African money collecting

I do not recall how my money collection initially started, but for 15 years or so, it has been fun adding to the collection. One of my uncles is a regular contributor with money from his own travels. I am only starting to approach the number of his contributions to the collection.

At first, there was a lot of sorting and research to do. Then I studied abroad in Austria and added 10 or so currencies to the collection. The change to the euro has greatly standardized currencies, but each country is still able to make the designs on the coins, so there is still some individuality. During my year studying abroad I also made a trip to Slovenia in part for its currency because it was changing to the Euro the next year. To read more about my collection, check out these posts: Collecting foreign money and Slovakia, the euro and collecting currency.

I noted in “Collecting foreign money” that my currency collection was severely lacking African currencies. How convenient for my collection that I now live in Swaziland! Except that scanning bills and coins made for such beautiful photos, and my current one-room abode doesn’t have that luxury, so I hope the pictures suffice.

I traveled to Mozambique in April 2017. It was beautiful. I wasn’t harassed on the street and the food had variety and was cheap. I would go back, but a visa is expensive on the Peace Corps budget and distances within the country are far. Mozambican Portuguese sounded like French and sometimes looked like Spanish. It was entertaining trying to speak it.

On the 20 meticais (met-ih-cash) note is the country’s first president, Samora Moises Machel.

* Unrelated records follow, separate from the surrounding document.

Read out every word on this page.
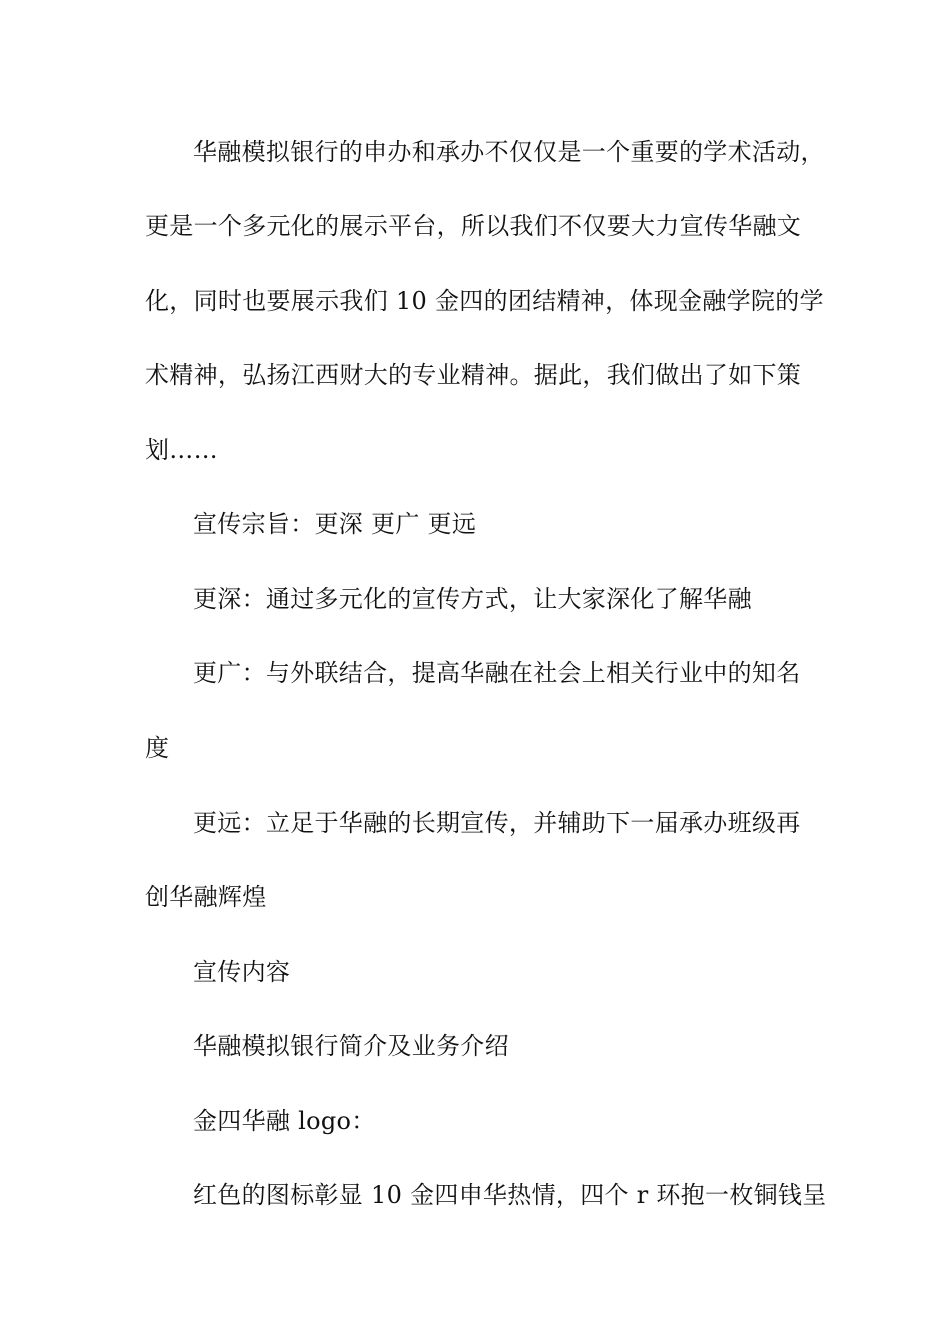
华融模拟银行的申办和承办不仅仅是一个重要的学术活动，
更是一个多元化的展示平台，所以我们不仅要大力宣传华融文
化，同时也要展示我们 10 金四的团结精神，体现金融学院的学
术精神，弘扬江西财大的专业精神。据此，我们做出了如下策
划……
宣传宗旨：更深 更广 更远
更深：通过多元化的宣传方式，让大家深化了解华融
更广：与外联结合，提高华融在社会上相关行业中的知名
度
更远：立足于华融的长期宣传，并辅助下一届承办班级再
创华融辉煌
宣传内容
华融模拟银行简介及业务介绍
金四华融 logo：
红色的图标彰显 10 金四申华热情，四个 r 环抱一枚铜钱呈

He died in a plane crash in South Africa near the Swaziland and Mozambique borders, and his wife later married Nelson Mandela. The back of the 20 meticais note is a black rhino. The coins have a marimba (native to Mozambique!), an office building, a female student, and a fish.

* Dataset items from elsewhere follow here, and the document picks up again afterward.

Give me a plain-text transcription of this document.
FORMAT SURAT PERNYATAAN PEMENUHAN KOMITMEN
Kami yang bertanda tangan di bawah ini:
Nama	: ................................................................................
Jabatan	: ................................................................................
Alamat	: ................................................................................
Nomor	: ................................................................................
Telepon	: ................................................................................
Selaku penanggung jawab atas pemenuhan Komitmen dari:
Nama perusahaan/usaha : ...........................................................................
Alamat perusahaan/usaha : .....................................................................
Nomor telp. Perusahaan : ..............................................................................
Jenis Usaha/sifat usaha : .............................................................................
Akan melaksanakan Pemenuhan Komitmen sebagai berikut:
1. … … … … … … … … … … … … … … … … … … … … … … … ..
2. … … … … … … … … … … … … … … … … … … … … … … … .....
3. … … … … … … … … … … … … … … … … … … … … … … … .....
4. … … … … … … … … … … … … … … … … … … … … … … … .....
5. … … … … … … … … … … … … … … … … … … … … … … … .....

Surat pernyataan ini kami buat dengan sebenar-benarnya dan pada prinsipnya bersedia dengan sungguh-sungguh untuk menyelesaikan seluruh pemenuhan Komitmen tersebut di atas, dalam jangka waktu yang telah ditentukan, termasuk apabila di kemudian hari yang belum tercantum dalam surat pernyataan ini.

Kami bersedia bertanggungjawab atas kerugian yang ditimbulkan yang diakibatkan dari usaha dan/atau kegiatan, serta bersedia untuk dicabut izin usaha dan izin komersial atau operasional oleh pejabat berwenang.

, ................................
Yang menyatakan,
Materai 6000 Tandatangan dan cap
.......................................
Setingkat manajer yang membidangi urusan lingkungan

Namibia’s dollar is based off South Africa’s rand, just like the money in Swaziland and Lesotho. This N$10 note has Dr. Sam Nujoma, Namibia’s first president, on the front side, and these springbok on the reverse. I particularly liked the silver coins with trees, including the quiver tree and aloe. There is a bird of prey on the bronze coin.


Botswana’s currency is called the pula, which means rain. This 10 pula note shows Botswana’s current president, Ian Khama. The crest in the upper right corner includes Botswana’s national animal, the zebra. The zebra was chosen because the country’s first president married a white woman, and the zebra has both black and white stripes. There’s also an oryx, a type of antelope, shown, with spiral patterns that represent traditional weaving. The coins show a black rhino, an African fish eagle, an oryx, and a red-billed hornbill.


South Africa’s currency, the rand, has been updated since this 100 rand note was printed, but I like this version better. The current 100 rand note is blue and white with Nelson Mandela on one side and a buffalo on the other. The buffalo did not change from this note with zebras. The coins show a kudu and two different flowers. Rand notes are legal tender in Swaziland, but not the coins.


The currency in Lesotho is the Loti (maloti when plural). This side shows the style of traditional Lesotho homes. The other side shows former and present kings.


All of the rupee notes in Mauritius show the dodo bird, which lived on the island before becoming extinct. There’s an outline of the island on the Rs25 note. The coins all have the first Mauritian president, Sir Seewoosaguar Ramgoolam. The other sides show sugar cane, the country’s shield, and a deer.


And finally, the Zambian kwacha. I first traveled to Zambia in May 2017, and I returned to visit Victoria Falls in January 2018. I regret returning with this much money because it’s a whopping $18. The currency has many scenes, including an indigenous man breaking the chain of colonization and the African fish eagle. Also shown are former leaders, the buffalo, the baobab tree, and the black lechwe antelope.


A close-up of the K10 note with a porcupine and rice fields. DSC_0017

I intentionally omitted Swaziland’s lilangeni from this post, because it deserves a post of its own.